Bishop of Novoarkhangelsk (Sitka)
Auxiliary of the Kamchatka Diocese
(1813 - 1877)
Bishop Paul was born as Peter Popov in 1813 in the Yeniseysk province of Russia, where his father was a priest. In July 1834, he completed studies at the Irkutsk Seminary, was ordained a priest on October 7 of that year and assigned to the church at a factory in Nerchinsk. He was transferred to the cathedral in the city of Krasnoyarsk in 1837. On December 6, 1858, he was elevated to the rank of archpriest. On March 2, 1860, he received monastic tonsure and was elevated to the rank of archimandrite. He was consecrated to the episcopacy on March 6, 1860 as the first bishop of the newly established auxiliary see of Yakutsk within the Diocese of Kamchatka, the Kurile and Aleutian Islands.

On Nov. 9, 1866, he was transferred to the see of Novoarkhangelsk (Sitka), while remaining an auxiliary of the Kamchatka Diocese. It was during his episcopal tenure in Sitka that Alaska became a US territory. This resulted in some turmoil for the Alaskan Mission as many Russians departed and American missionaries of various confessions arrived. These factors, in part, led to the establishment of the Diocese of the Aleutians and Alaska, and the subsequent transfer of its see to San Francisco in 1872.

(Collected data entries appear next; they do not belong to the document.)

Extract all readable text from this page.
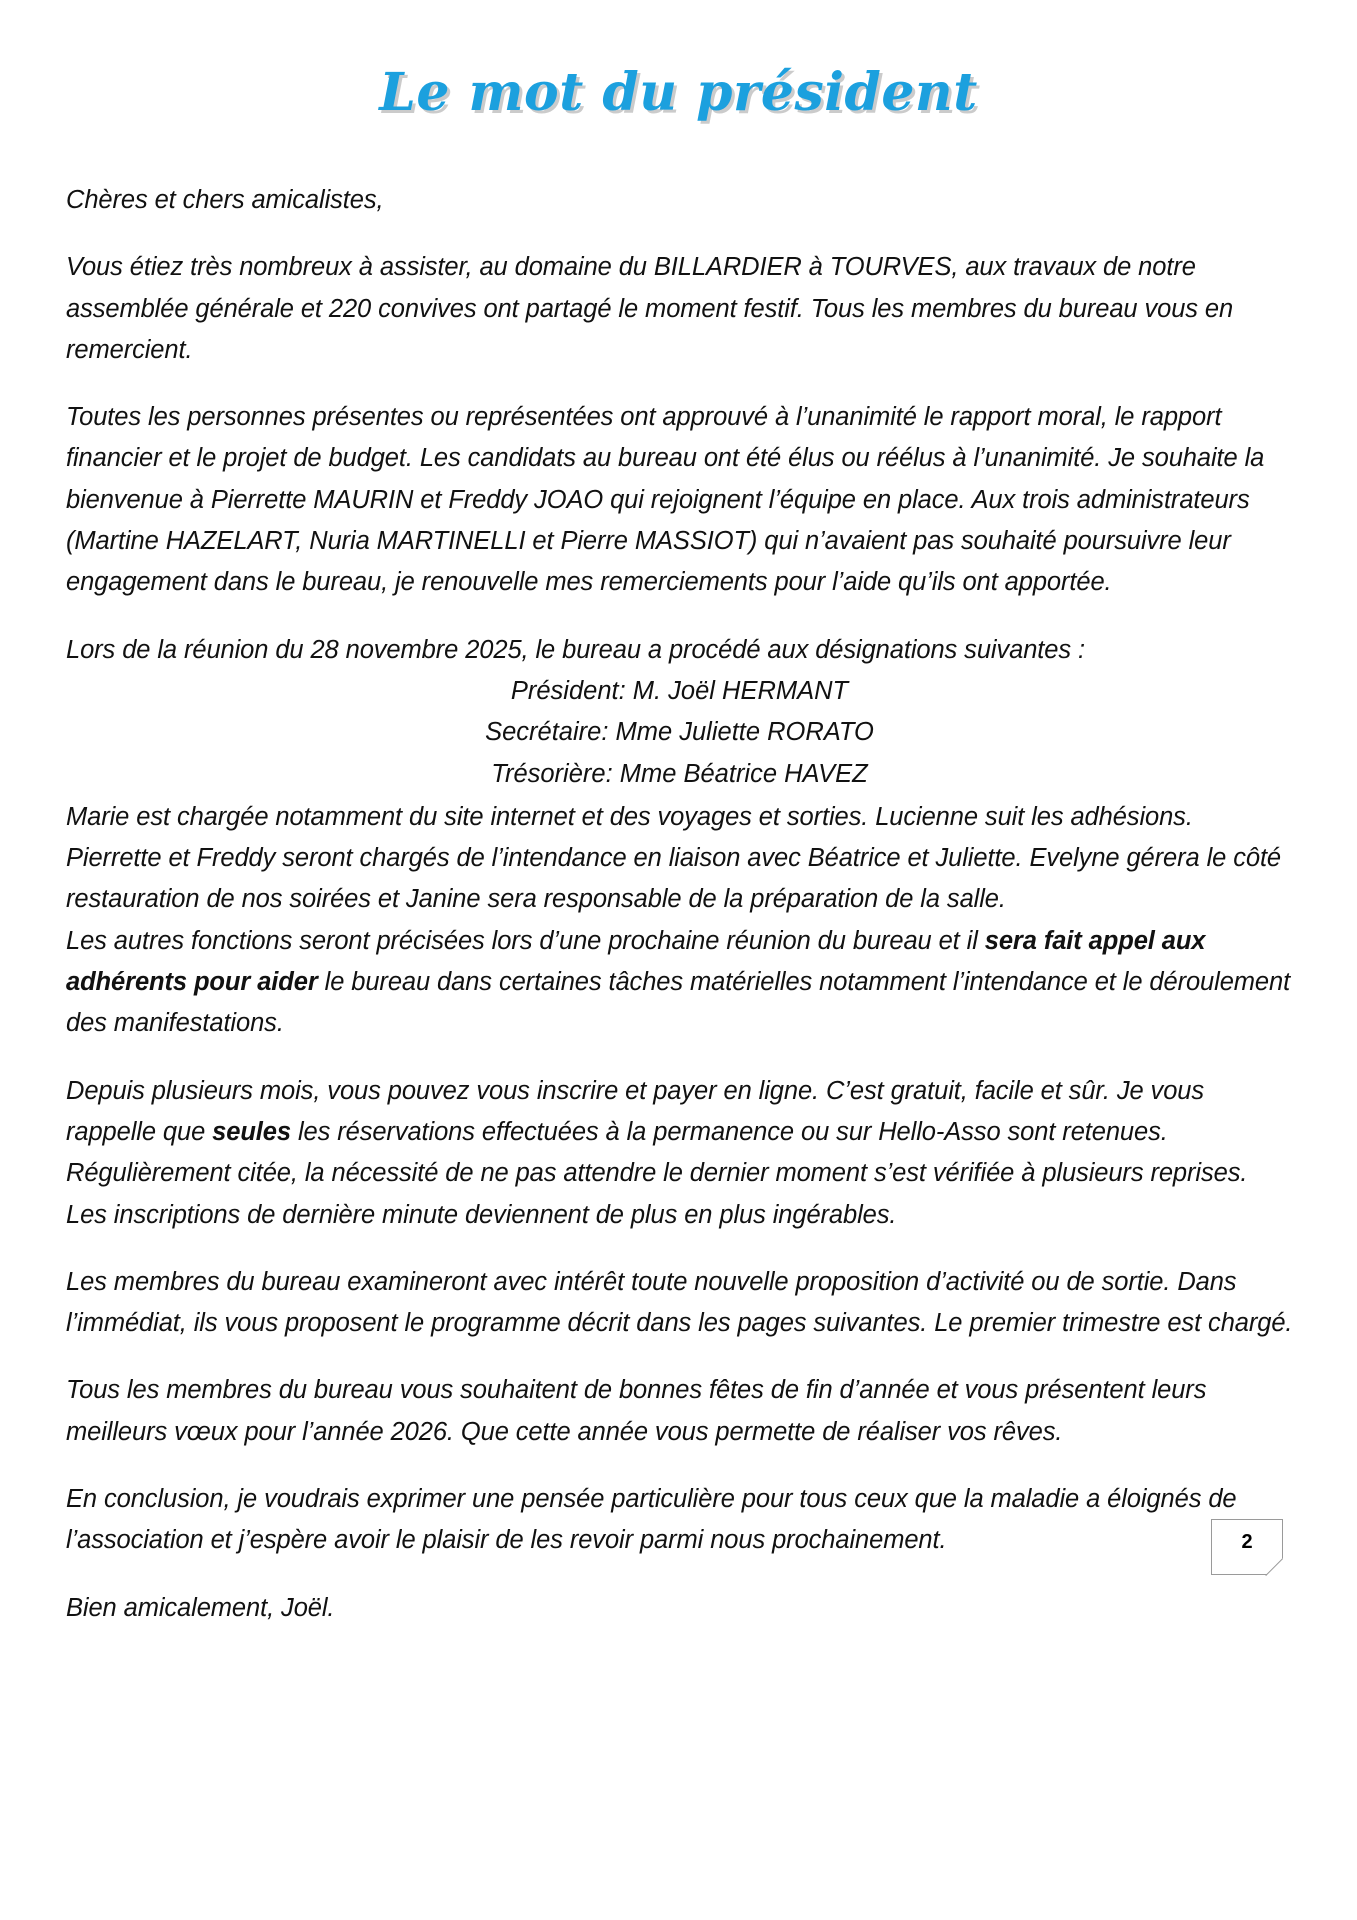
Le mot du président

Chères et chers amicalistes,

Vous étiez très nombreux à assister, au domaine du BILLARDIER à TOURVES, aux travaux de notre assemblée générale et 220 convives ont partagé le moment festif. Tous les membres du bureau vous en remercient.

Toutes les personnes présentes ou représentées ont approuvé à l’unanimité le rapport moral, le rapport financier et le projet de budget. Les candidats au bureau ont été élus ou réélus à l’unanimité. Je souhaite la bienvenue à Pierrette MAURIN et Freddy JOAO qui rejoignent l’équipe en place. Aux trois administrateurs (Martine HAZELART, Nuria MARTINELLI et Pierre MASSIOT) qui n’avaient pas souhaité poursuivre leur engagement dans le bureau, je renouvelle mes remerciements pour l’aide qu’ils ont apportée.

Lors de la réunion du 28 novembre 2025, le bureau a procédé aux désignations suivantes :

Président: M. Joël HERMANT
Secrétaire: Mme Juliette RORATO
Trésorière: Mme Béatrice HAVEZ

Marie est chargée notamment du site internet et des voyages et sorties. Lucienne suit les adhésions.

Pierrette et Freddy seront chargés de l’intendance en liaison avec Béatrice et Juliette. Evelyne gérera le côté restauration de nos soirées et Janine sera responsable de la préparation de la salle.

Les autres fonctions seront précisées lors d’une prochaine réunion du bureau et il sera fait appel aux adhérents pour aider le bureau dans certaines tâches matérielles notamment l’intendance et le déroulement des manifestations.

Depuis plusieurs mois, vous pouvez vous inscrire et payer en ligne. C’est gratuit, facile et sûr. Je vous rappelle que seules les réservations effectuées à la permanence ou sur Hello-Asso sont retenues. Régulièrement citée, la nécessité de ne pas attendre le dernier moment s’est vérifiée à plusieurs reprises. Les inscriptions de dernière minute deviennent de plus en plus ingérables.

Les membres du bureau examineront avec intérêt toute nouvelle proposition d’activité ou de sortie. Dans l’immédiat, ils vous proposent le programme décrit dans les pages suivantes. Le premier trimestre est chargé.

Tous les membres du bureau vous souhaitent de bonnes fêtes de fin d’année et vous présentent leurs meilleurs vœux pour l’année 2026. Que cette année vous permette de réaliser vos rêves.

En conclusion, je voudrais exprimer une pensée particulière pour tous ceux que la maladie a éloignés de l’association et j’espère avoir le plaisir de les revoir parmi nous prochainement.

Bien amicalement, Joël.

2
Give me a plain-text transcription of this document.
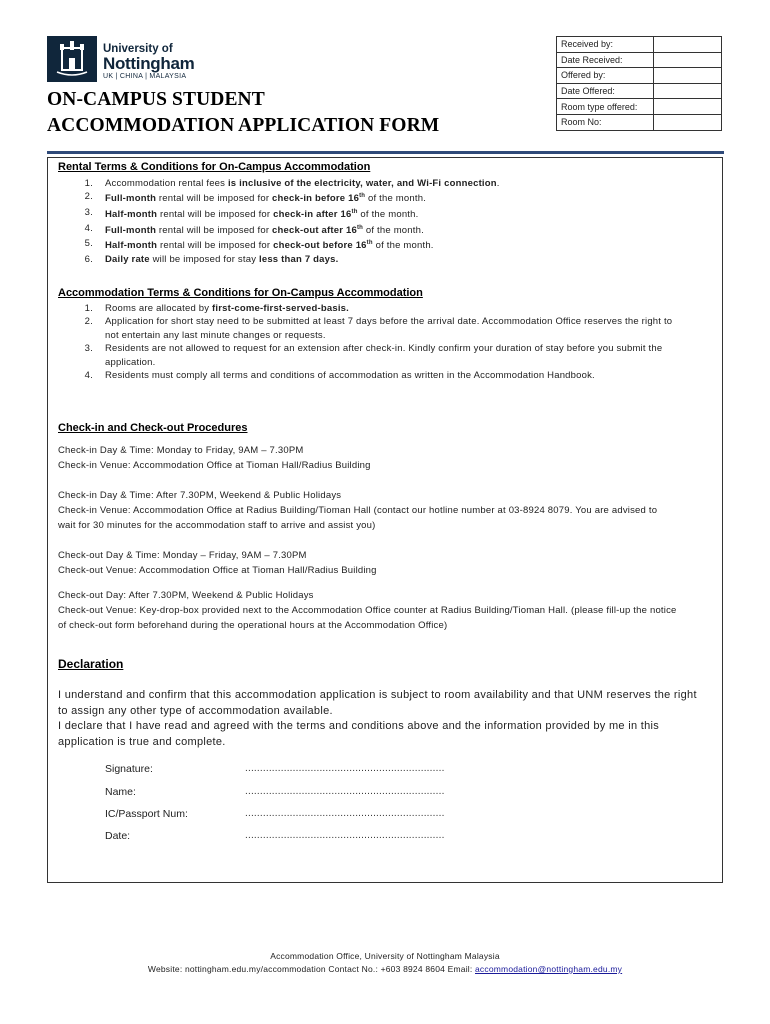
University of
Nottingham
UK | CHINA | MALAYSIA
ON-CAMPUS STUDENT
ACCOMMODATION APPLICATION FORM
Received by:	
Date Received:	
Offered by:	
Date Offered:	
Room type offered:	
Room No:	
Rental Terms & Conditions for On-Campus Accommodation
1. Accommodation rental fees is inclusive of the electricity, water, and Wi-Fi connection.
2. Full-month rental will be imposed for check-in before 16th of the month.
3. Half-month rental will be imposed for check-in after 16th of the month.
4. Full-month rental will be imposed for check-out after 16th of the month.
5. Half-month rental will be imposed for check-out before 16th of the month.
6. Daily rate will be imposed for stay less than 7 days.
Accommodation Terms & Conditions for On-Campus Accommodation
1. Rooms are allocated by first-come-first-served-basis.
2. Application for short stay need to be submitted at least 7 days before the arrival date. Accommodation Office reserves the right to
not entertain any last minute changes or requests.
3. Residents are not allowed to request for an extension after check-in. Kindly confirm your duration of stay before you submit the
application.
4. Residents must comply all terms and conditions of accommodation as written in the Accommodation Handbook.
Check-in and Check-out Procedures
Check-in Day & Time: Monday to Friday, 9AM – 7.30PM
Check-in Venue: Accommodation Office at Tioman Hall/Radius Building
Check-in Day & Time: After 7.30PM, Weekend & Public Holidays
Check-in Venue: Accommodation Office at Radius Building/Tioman Hall (contact our hotline number at 03-8924 8079. You are advised to
wait for 30 minutes for the accommodation staff to arrive and assist you)
Check-out Day & Time: Monday – Friday, 9AM – 7.30PM
Check-out Venue: Accommodation Office at Tioman Hall/Radius Building
Check-out Day: After 7.30PM, Weekend & Public Holidays
Check-out Venue: Key-drop-box provided next to the Accommodation Office counter at Radius Building/Tioman Hall. (please fill-up the notice
of check-out form beforehand during the operational hours at the Accommodation Office)
Declaration
I understand and confirm that this accommodation application is subject to room availability and that UNM reserves the right
to assign any other type of accommodation available.
I declare that I have read and agreed with the terms and conditions above and the information provided by me in this
application is true and complete.
Signature:	...................................................................
Name:	...................................................................
IC/Passport Num:	...................................................................
Date:	...................................................................
Accommodation Office, University of Nottingham Malaysia
Website: nottingham.edu.my/accommodation Contact No.: +603 8924 8604 Email: accommodation@nottingham.edu.my
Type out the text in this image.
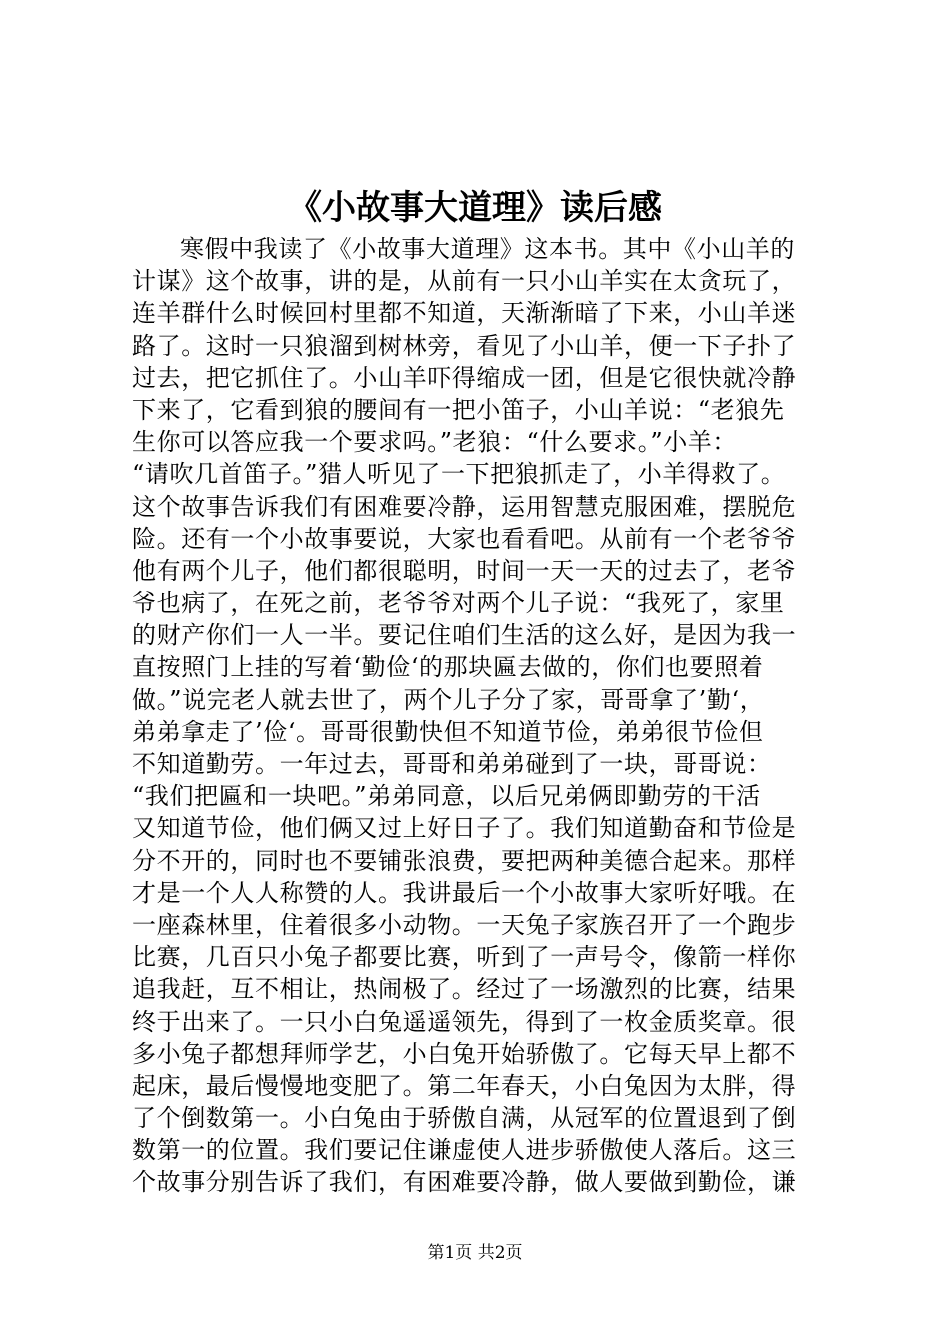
《小故事大道理》读后感
寒假中我读了《小故事大道理》这本书。其中《小山羊的
计谋》这个故事，讲的是，从前有一只小山羊实在太贪玩了，
连羊群什么时候回村里都不知道，天渐渐暗了下来，小山羊迷
路了。这时一只狼溜到树林旁，看见了小山羊，便一下子扑了
过去，把它抓住了。小山羊吓得缩成一团，但是它很快就冷静
下来了，它看到狼的腰间有一把小笛子，小山羊说：“老狼先
生你可以答应我一个要求吗。”老狼：“什么要求。”小羊：
“请吹几首笛子。”猎人听见了一下把狼抓走了，小羊得救了。
这个故事告诉我们有困难要冷静，运用智慧克服困难，摆脱危
险。还有一个小故事要说，大家也看看吧。从前有一个老爷爷
他有两个儿子，他们都很聪明，时间一天一天的过去了，老爷
爷也病了，在死之前，老爷爷对两个儿子说：“我死了，家里
的财产你们一人一半。要记住咱们生活的这么好，是因为我一
直按照门上挂的写着‘勤俭‘的那块匾去做的，你们也要照着
做。”说完老人就去世了，两个儿子分了家，哥哥拿了’勤‘，
弟弟拿走了’俭‘。哥哥很勤快但不知道节俭，弟弟很节俭但
不知道勤劳。一年过去，哥哥和弟弟碰到了一块，哥哥说：
“我们把匾和一块吧。”弟弟同意，以后兄弟俩即勤劳的干活
又知道节俭，他们俩又过上好日子了。我们知道勤奋和节俭是
分不开的，同时也不要铺张浪费，要把两种美德合起来。那样
才是一个人人称赞的人。我讲最后一个小故事大家听好哦。在
一座森林里，住着很多小动物。一天兔子家族召开了一个跑步
比赛，几百只小兔子都要比赛，听到了一声号令，像箭一样你
追我赶，互不相让，热闹极了。经过了一场激烈的比赛，结果
终于出来了。一只小白兔遥遥领先，得到了一枚金质奖章。很
多小兔子都想拜师学艺，小白兔开始骄傲了。它每天早上都不
起床，最后慢慢地变肥了。第二年春天，小白兔因为太胖，得
了个倒数第一。小白兔由于骄傲自满，从冠军的位置退到了倒
数第一的位置。我们要记住谦虚使人进步骄傲使人落后。这三
个故事分别告诉了我们，有困难要冷静，做人要做到勤俭，谦
第1页 共2页
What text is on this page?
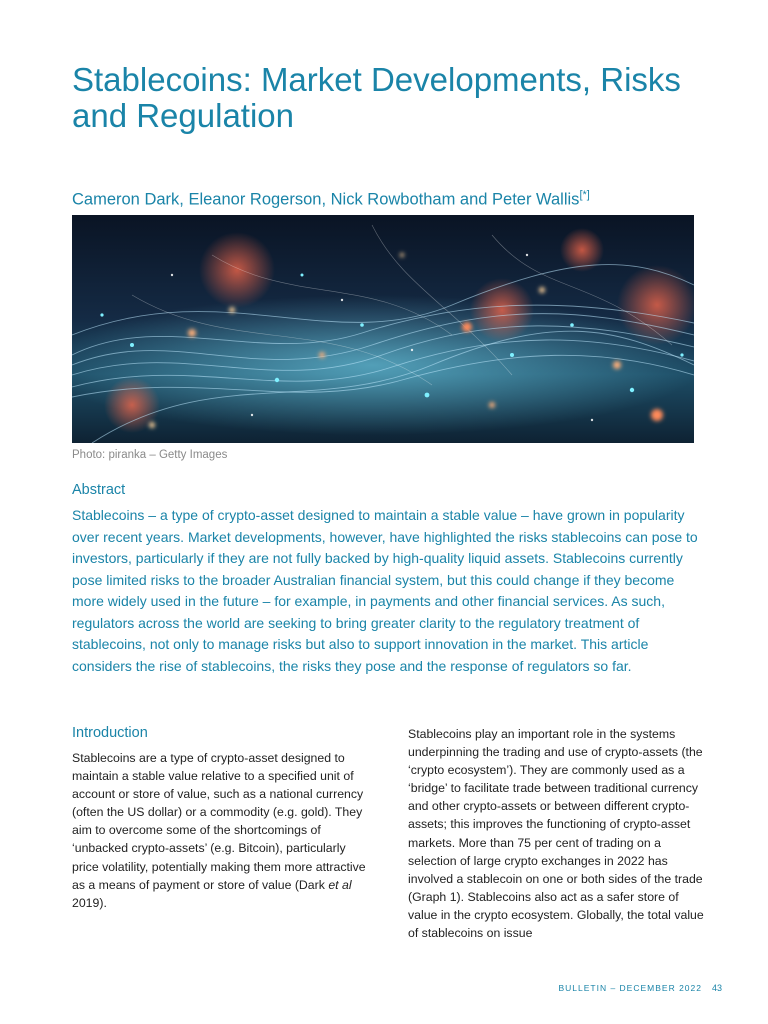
Stablecoins: Market Developments, Risks and Regulation
Cameron Dark, Eleanor Rogerson, Nick Rowbotham and Peter Wallis[*]
Photo: piranka – Getty Images
Abstract

Stablecoins – a type of crypto-asset designed to maintain a stable value – have grown in popularity over recent years. Market developments, however, have highlighted the risks stablecoins can pose to investors, particularly if they are not fully backed by high-quality liquid assets. Stablecoins currently pose limited risks to the broader Australian financial system, but this could change if they become more widely used in the future – for example, in payments and other financial services. As such, regulators across the world are seeking to bring greater clarity to the regulatory treatment of stablecoins, not only to manage risks but also to support innovation in the market. This article considers the rise of stablecoins, the risks they pose and the response of regulators so far.

Introduction

Stablecoins are a type of crypto-asset designed to maintain a stable value relative to a specified unit of account or store of value, such as a national currency (often the US dollar) or a commodity (e.g. gold). They aim to overcome some of the shortcomings of ‘unbacked crypto-assets’ (e.g. Bitcoin), particularly price volatility, potentially making them more attractive as a means of payment or store of value (Dark et al 2019).

Stablecoins play an important role in the systems underpinning the trading and use of crypto-assets (the ‘crypto ecosystem’). They are commonly used as a ‘bridge’ to facilitate trade between traditional currency and other crypto-assets or between different crypto-assets; this improves the functioning of crypto-asset markets. More than 75 per cent of trading on a selection of large crypto exchanges in 2022 has involved a stablecoin on one or both sides of the trade (Graph 1). Stablecoins also act as a safer store of value in the crypto ecosystem. Globally, the total value of stablecoins on issue

BULLETIN – DECEMBER 2022 43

On June 10, 1870, Bishop Paul was assigned ruling hierarch of the Diocese of Yeniseysk and Krasnoyarsk. On his way back to Russia, Bishop Paul consecrated the first Orthodox Church in New York City in November 1870. On March 13, 1873, he was named Bishop of Kamchatka, the Kurile Islands and Blagoveshchensk. Bishop Paul reposed in the Lord on May 25, 1877 in the city of Blagoveshchensk.

St. Nicholas (Kasatkin), Enlightener of Japan wrote about him: “Bishop Paul labored much in the missionary field. He frequently traveled throughout the dioceses where he served and even visited Japan, where he assigned the first Orthodox priests and deacons (the Japanese mission was under his direction). The Right Reverend Paul was straightforward, humble, accessible to all, ready to receive anyone, to listen, and at the same time, precise, diligent, pious, prayerful and very selfless…living only for others.”